Nach Ansicht der Verleger ist ein Verbot auch deshalb nötig, weil es keine technischen Maßnahmen gegen Adblocker gebe. Was nicht ganz zutrifft, denn ein Unternehmen wie Facebook unterläuft seit einigen Monaten gezielt die Blockaden. Die von zahlreichen Medien eingeführte Sperre von Adblocker-Nutzern ist nach Ansicht des Verlegerbandes ebenfalls keine Lösung, "denn diese Kunden sehen die Werbung erst recht nicht und zudem sinkt die Reichweite der Verlage".

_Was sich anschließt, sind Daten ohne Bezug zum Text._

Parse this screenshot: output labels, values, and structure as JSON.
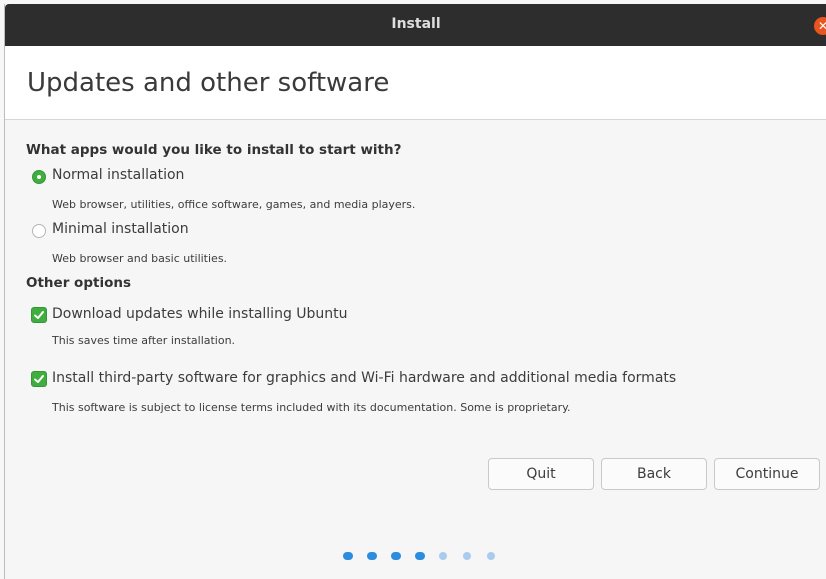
{
  "window": {
    "title": "Install",
    "close_glyph": "✕"
  },
  "header": {
    "title": "Updates and other software"
  },
  "apps_section": {
    "heading": "What apps would you like to install to start with?",
    "options": [
      {
        "label": "Normal installation",
        "description": "Web browser, utilities, office software, games, and media players.",
        "selected": true
      },
      {
        "label": "Minimal installation",
        "description": "Web browser and basic utilities.",
        "selected": false
      }
    ]
  },
  "other_section": {
    "heading": "Other options",
    "options": [
      {
        "label": "Download updates while installing Ubuntu",
        "description": "This saves time after installation.",
        "checked": true
      },
      {
        "label": "Install third-party software for graphics and Wi-Fi hardware and additional media formats",
        "description": "This software is subject to license terms included with its documentation. Some is proprietary.",
        "checked": true
      }
    ]
  },
  "buttons": {
    "quit": "Quit",
    "back": "Back",
    "continue": "Continue"
  },
  "progress": {
    "current_step": 4,
    "total_steps": 7
  },
  "colors": {
    "accent_green": "#3fae3f",
    "progress_done": "#2c8de0",
    "progress_todo": "#a8cbee",
    "close_orange": "#e95420",
    "titlebar": "#2d2d2d"
  }
}
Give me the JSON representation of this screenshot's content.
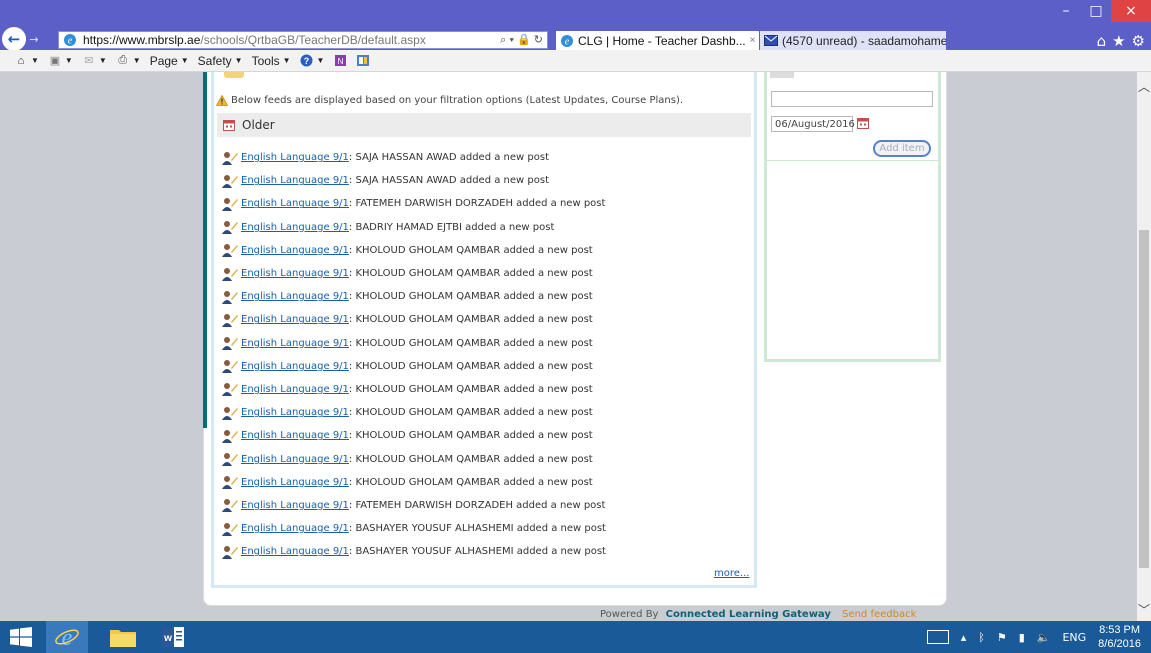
{
  "browser": {
    "window_controls": {
      "minimize": "–",
      "maximize": "□",
      "close": "×"
    },
    "address": {
      "host": "https://www.mbrslp.ae",
      "path": "/schools/QrtbaGB/TeacherDB/default.aspx"
    },
    "address_controls": "⌕ ▾ 🔒 ↻",
    "tabs": [
      {
        "title": "CLG | Home - Teacher Dashb...",
        "close": "×"
      },
      {
        "title": "(4570 unread) - saadamohame..."
      }
    ],
    "command_bar": [
      "Page",
      "Safety",
      "Tools"
    ],
    "right_icons": [
      "home-icon",
      "favorites-icon",
      "settings-icon"
    ]
  },
  "feed": {
    "notice": "Below feeds are displayed based on your filtration options (Latest Updates, Course Plans).",
    "group_label": "Older",
    "items": [
      {
        "course": "English Language 9/1",
        "text": ": SAJA HASSAN AWAD added a new post"
      },
      {
        "course": "English Language 9/1",
        "text": ": SAJA HASSAN AWAD added a new post"
      },
      {
        "course": "English Language 9/1",
        "text": ": FATEMEH DARWISH DORZADEH added a new post"
      },
      {
        "course": "English Language 9/1",
        "text": ": BADRIY HAMAD EJTBI added a new post"
      },
      {
        "course": "English Language 9/1",
        "text": ": KHOLOUD GHOLAM QAMBAR added a new post"
      },
      {
        "course": "English Language 9/1",
        "text": ": KHOLOUD GHOLAM QAMBAR added a new post"
      },
      {
        "course": "English Language 9/1",
        "text": ": KHOLOUD GHOLAM QAMBAR added a new post"
      },
      {
        "course": "English Language 9/1",
        "text": ": KHOLOUD GHOLAM QAMBAR added a new post"
      },
      {
        "course": "English Language 9/1",
        "text": ": KHOLOUD GHOLAM QAMBAR added a new post"
      },
      {
        "course": "English Language 9/1",
        "text": ": KHOLOUD GHOLAM QAMBAR added a new post"
      },
      {
        "course": "English Language 9/1",
        "text": ": KHOLOUD GHOLAM QAMBAR added a new post"
      },
      {
        "course": "English Language 9/1",
        "text": ": KHOLOUD GHOLAM QAMBAR added a new post"
      },
      {
        "course": "English Language 9/1",
        "text": ": KHOLOUD GHOLAM QAMBAR added a new post"
      },
      {
        "course": "English Language 9/1",
        "text": ": KHOLOUD GHOLAM QAMBAR added a new post"
      },
      {
        "course": "English Language 9/1",
        "text": ": KHOLOUD GHOLAM QAMBAR added a new post"
      },
      {
        "course": "English Language 9/1",
        "text": ": FATEMEH DARWISH DORZADEH added a new post"
      },
      {
        "course": "English Language 9/1",
        "text": ": BASHAYER YOUSUF ALHASHEMI added a new post"
      },
      {
        "course": "English Language 9/1",
        "text": ": BASHAYER YOUSUF ALHASHEMI added a new post"
      }
    ],
    "more_label": "more..."
  },
  "side_panel": {
    "text_input_value": "",
    "date_value": "06/August/2016",
    "add_item_label": "Add item"
  },
  "footer": {
    "powered_by": "Powered By",
    "brand": "Connected Learning Gateway",
    "feedback": "Send feedback"
  },
  "taskbar": {
    "language": "ENG",
    "time": "8:53 PM",
    "date": "8/6/2016"
  },
  "colors": {
    "titlebar": "#5b5fc7",
    "taskbar": "#1a5a99",
    "link": "#1a5faa",
    "teal_accent": "#0d6b78"
  }
}
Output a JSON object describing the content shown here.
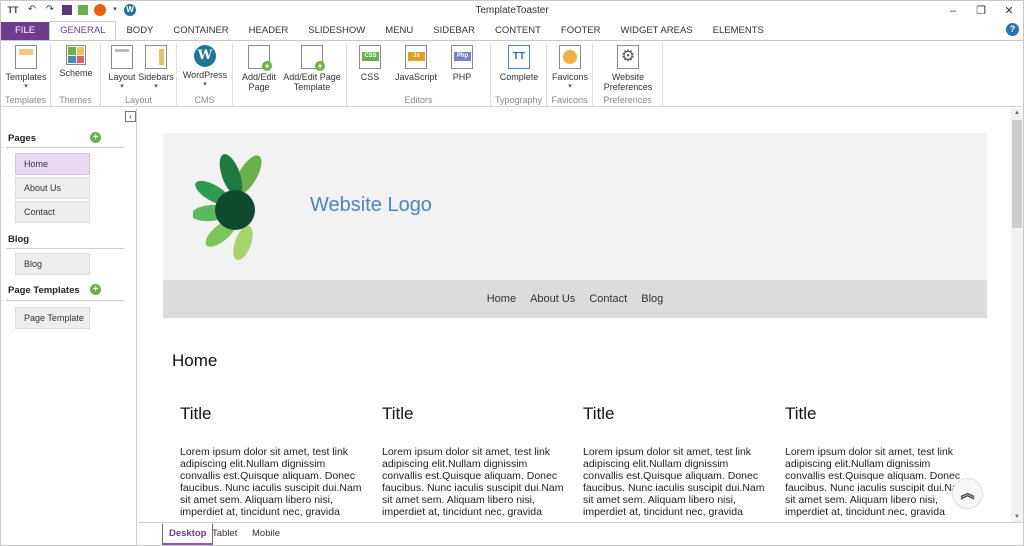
{
  "app": {
    "title": "TemplateToaster"
  },
  "window_controls": [
    "–",
    "❐",
    "✕"
  ],
  "tabs": [
    "FILE",
    "GENERAL",
    "BODY",
    "CONTAINER",
    "HEADER",
    "SLIDESHOW",
    "MENU",
    "SIDEBAR",
    "CONTENT",
    "FOOTER",
    "WIDGET AREAS",
    "ELEMENTS"
  ],
  "ribbon": {
    "templates": {
      "btn": "Templates",
      "group": "Templates"
    },
    "themes": {
      "btn": "Scheme",
      "group": "Themes"
    },
    "layout": {
      "btn1": "Layout",
      "btn2": "Sidebars",
      "group": "Layout"
    },
    "cms": {
      "btn": "WordPress",
      "group": "CMS"
    },
    "pages": {
      "btn1a": "Add/Edit",
      "btn1b": "Page",
      "btn2a": "Add/Edit Page",
      "btn2b": "Template"
    },
    "editors": {
      "css": "CSS",
      "js": "JavaScript",
      "php": "PHP",
      "group": "Editors",
      "css_badge": "CSS",
      "js_badge": "Js",
      "php_badge": "Php"
    },
    "typography": {
      "btn": "Complete",
      "group": "Typography",
      "icon_text": "TT"
    },
    "favicons": {
      "btn": "Favicons",
      "group": "Favicons"
    },
    "preferences": {
      "btn1": "Website",
      "btn2": "Preferences",
      "group": "Preferences"
    }
  },
  "sidebar": {
    "pages_label": "Pages",
    "pages": [
      "Home",
      "About Us",
      "Contact"
    ],
    "blog_label": "Blog",
    "blog_items": [
      "Blog"
    ],
    "templates_label": "Page Templates",
    "template_items": [
      "Page Template"
    ]
  },
  "preview": {
    "logo_text": "Website Logo",
    "nav": [
      "Home",
      "About Us",
      "Contact",
      "Blog"
    ],
    "page_heading": "Home",
    "columns": [
      {
        "title": "Title",
        "body": "Lorem ipsum dolor sit amet, test link adipiscing elit.Nullam dignissim convallis est.Quisque aliquam. Donec faucibus. Nunc iaculis suscipit dui.Nam sit amet sem. Aliquam libero nisi, imperdiet at, tincidunt nec, gravida"
      },
      {
        "title": "Title",
        "body": "Lorem ipsum dolor sit amet, test link adipiscing elit.Nullam dignissim convallis est.Quisque aliquam. Donec faucibus. Nunc iaculis suscipit dui.Nam sit amet sem. Aliquam libero nisi, imperdiet at, tincidunt nec, gravida"
      },
      {
        "title": "Title",
        "body": "Lorem ipsum dolor sit amet, test link adipiscing elit.Nullam dignissim convallis est.Quisque aliquam. Donec faucibus. Nunc iaculis suscipit dui.Nam sit amet sem. Aliquam libero nisi, imperdiet at, tincidunt nec, gravida"
      },
      {
        "title": "Title",
        "body": "Lorem ipsum dolor sit amet, test link adipiscing elit.Nullam dignissim convallis est.Quisque aliquam. Donec faucibus. Nunc iaculis suscipit dui.Nam sit amet sem. Aliquam libero nisi, imperdiet at, tincidunt nec, gravida"
      }
    ]
  },
  "view_tabs": [
    "Desktop",
    "Tablet",
    "Mobile"
  ],
  "colors": {
    "accent": "#6f3c8f",
    "logo_text": "#4a86c5",
    "add": "#6ab04c"
  }
}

Dabei ist es den Verlagen nach eigenem Bekunden völlig egal, ob die Leser die Werbung tatsächlich sehen. So soll dem Gesetzesvorschlag zufolge die Nutzung des Safari-Reader-Modus erlaubt bleiben, auch wenn Nutzer damit die Anzeige der Werbung deaktivieren können. "Für die Telemedienanbieter ist eine solche Funktion akzeptabel, da in diesem Fall die Werbung von den Adservern zunächst einmal abgerufen wird, der Nutzer damit die Möglichkeit der Kenntnisnahme hatte und der Presseverleger seine Vergütung für die Werbeinhalte erhält", schreiben die Verleger. Ob das für die Anzeigenkunden akzeptabel ist, steht auf einem anderen Blatt.